T.D.: Good. I’ll just check on the… (while looking at the recorder for the 500th time) I’m a little paranoid. No, it looks like we’re fine.

P.M.: I’m also the paranoid type. (We laugh.)

T.D.: I must talk about your highly-acclaimed role on the HBO series Therapy, where you play the therapist who holds the entire show together. Wasn’t it draining on your energy to shoot that series, especially when you appear in almost every scene and have so much dialogue to learn?

P.M.: Listen, there’s an old Hungarian saying. If you become a whore, don’t be surprised by all the fucking.

T.D.: Uh-huh.

P.M.: You don’t have to print that. You can tone it down.

T.D.: This is for adults.

P.M.: A person can only be over the moon to receive such a role. It’s a very, very great fortune. Such a role only comes along once in a lifetime, or maybe in ten lifetimes. So when something that suits my make-up so well, and also my age… Okay, the television market is ninety percent moronic. Everywhere in the world. TV is a stupid medium. Just ten percent of it is worthwhile, and this is the best of that. So you understand why it is so fortunate a role for someone with my intellectual make-up.
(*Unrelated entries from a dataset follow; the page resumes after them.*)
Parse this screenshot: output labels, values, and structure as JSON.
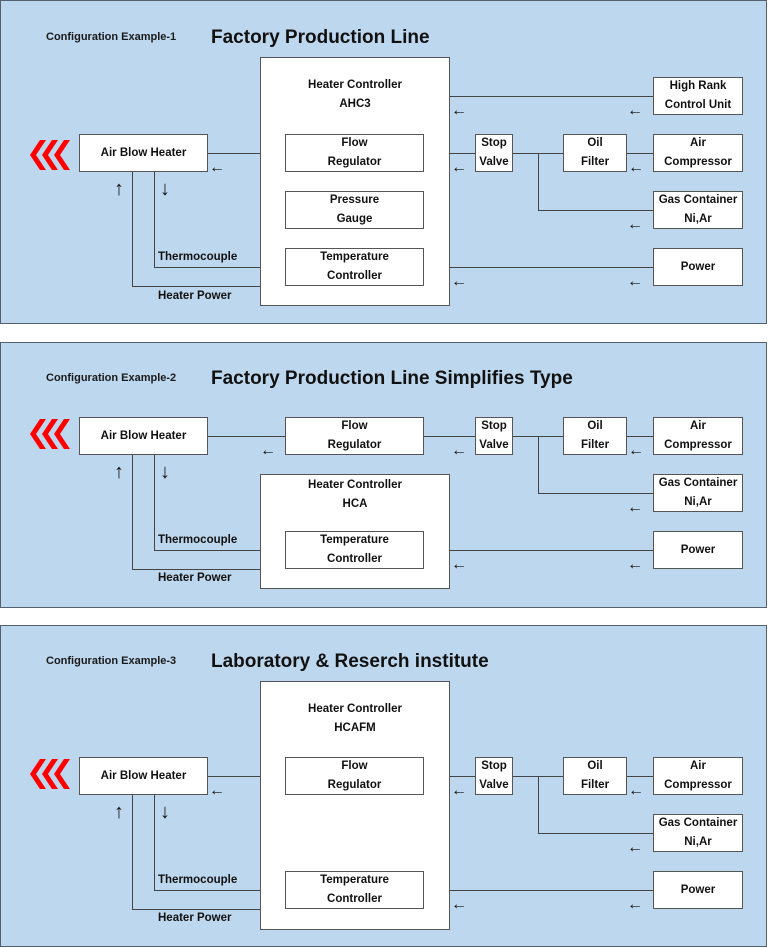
{
  "panels": [
    {
      "subtitle": "Configuration Example-1",
      "title": "Factory Production Line",
      "controller": {
        "line1": "Heater Controller",
        "line2": "AHC3"
      },
      "flow_regulator": {
        "line1": "Flow",
        "line2": "Regulator"
      },
      "pressure_gauge": {
        "line1": "Pressure",
        "line2": "Gauge"
      },
      "temp_controller": {
        "line1": "Temperature",
        "line2": "Controller"
      },
      "air_blow_heater": "Air Blow Heater",
      "high_rank": {
        "line1": "High Rank",
        "line2": "Control Unit"
      },
      "stop_valve": {
        "line1": "Stop",
        "line2": "Valve"
      },
      "oil_filter": {
        "line1": "Oil",
        "line2": "Filter"
      },
      "air_compressor": {
        "line1": "Air",
        "line2": "Compressor"
      },
      "gas_container": {
        "line1": "Gas Container",
        "line2": "Ni,Ar"
      },
      "power": "Power",
      "thermocouple": "Thermocouple",
      "heater_power": "Heater Power"
    },
    {
      "subtitle": "Configuration Example-2",
      "title": "Factory Production Line Simplifies Type",
      "controller": {
        "line1": "Heater Controller",
        "line2": "HCA"
      },
      "flow_regulator": {
        "line1": "Flow",
        "line2": "Regulator"
      },
      "temp_controller": {
        "line1": "Temperature",
        "line2": "Controller"
      },
      "air_blow_heater": "Air Blow Heater",
      "stop_valve": {
        "line1": "Stop",
        "line2": "Valve"
      },
      "oil_filter": {
        "line1": "Oil",
        "line2": "Filter"
      },
      "air_compressor": {
        "line1": "Air",
        "line2": "Compressor"
      },
      "gas_container": {
        "line1": "Gas Container",
        "line2": "Ni,Ar"
      },
      "power": "Power",
      "thermocouple": "Thermocouple",
      "heater_power": "Heater Power"
    },
    {
      "subtitle": "Configuration Example-3",
      "title": "Laboratory & Reserch institute",
      "controller": {
        "line1": "Heater Controller",
        "line2": "HCAFM"
      },
      "flow_regulator": {
        "line1": "Flow",
        "line2": "Regulator"
      },
      "temp_controller": {
        "line1": "Temperature",
        "line2": "Controller"
      },
      "air_blow_heater": "Air Blow Heater",
      "stop_valve": {
        "line1": "Stop",
        "line2": "Valve"
      },
      "oil_filter": {
        "line1": "Oil",
        "line2": "Filter"
      },
      "air_compressor": {
        "line1": "Air",
        "line2": "Compressor"
      },
      "gas_container": {
        "line1": "Gas Container",
        "line2": "Ni,Ar"
      },
      "power": "Power",
      "thermocouple": "Thermocouple",
      "heater_power": "Heater Power"
    }
  ],
  "icons": {
    "left_arrow": "←",
    "up_arrow": "↑",
    "down_arrow": "↓",
    "output_chevrons": "red-triple-chevron"
  },
  "colors": {
    "panel_bg": "#bdd7ee",
    "chevron": "#ff0000"
  }
}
Amazing luck! So I’m very grateful, and I gladly spent my energy on it. Gladly. It’s beautiful work. Imagine for yourself some kind of work where there’s no compromise. Only that it’s tiring. The best partners, directors, excellent scripts – and the script is terribly clever. You know, it’s been a worldwide hit. It’s know-how.

T.D.: Know-how?

P.M.: The show is licensed. It was an American series with the title Treatment. You didn’t know?

T.D.: (sighs) No.

P.M.: It’s not a Hungarian series. It was in America, just the same. Israel, America, France, Norway, Poland, Romania, Italy – they filmed it in many places. Everywhere a little different. Now, here, they really adapted it – and we’re lucky that HBO allowed that – so the third season, compared to the original Treatment, is practically an independent show. So this is a very well-matured shooting script. And the whole thing is beautifully thought-out, very inspired. (brief pause) So tiring, yes, it was very tiring, but very beautiful work.

T.D.: Has the thought of finding a worthy successor crossed your mind?

P.M.: Yes, it has.

T.D.: And is it important to you to find someone who will continue your work and your mission at the Örkény?

P.M.: Well, as far as the essence of the mission, yes. It should remain a prose theatre for drama with a company of actors. Yes, I consider that important. Um… Still, if it should remain just the way it is now, I would expressly oppose that. We must move forward. After all, everyone is just a chapter – in theatre history or in art history. So am I – in fact, I already belong somewhat to past. And it’s a very important thing for a person to pass it on in time. To pass it on well. Yes, I do have some notion of how it should proceed. But I still don’t think it’s time for me to end my work at the Örkény. The real question is how I can divide my duties to have more time to focus on art instead of managing.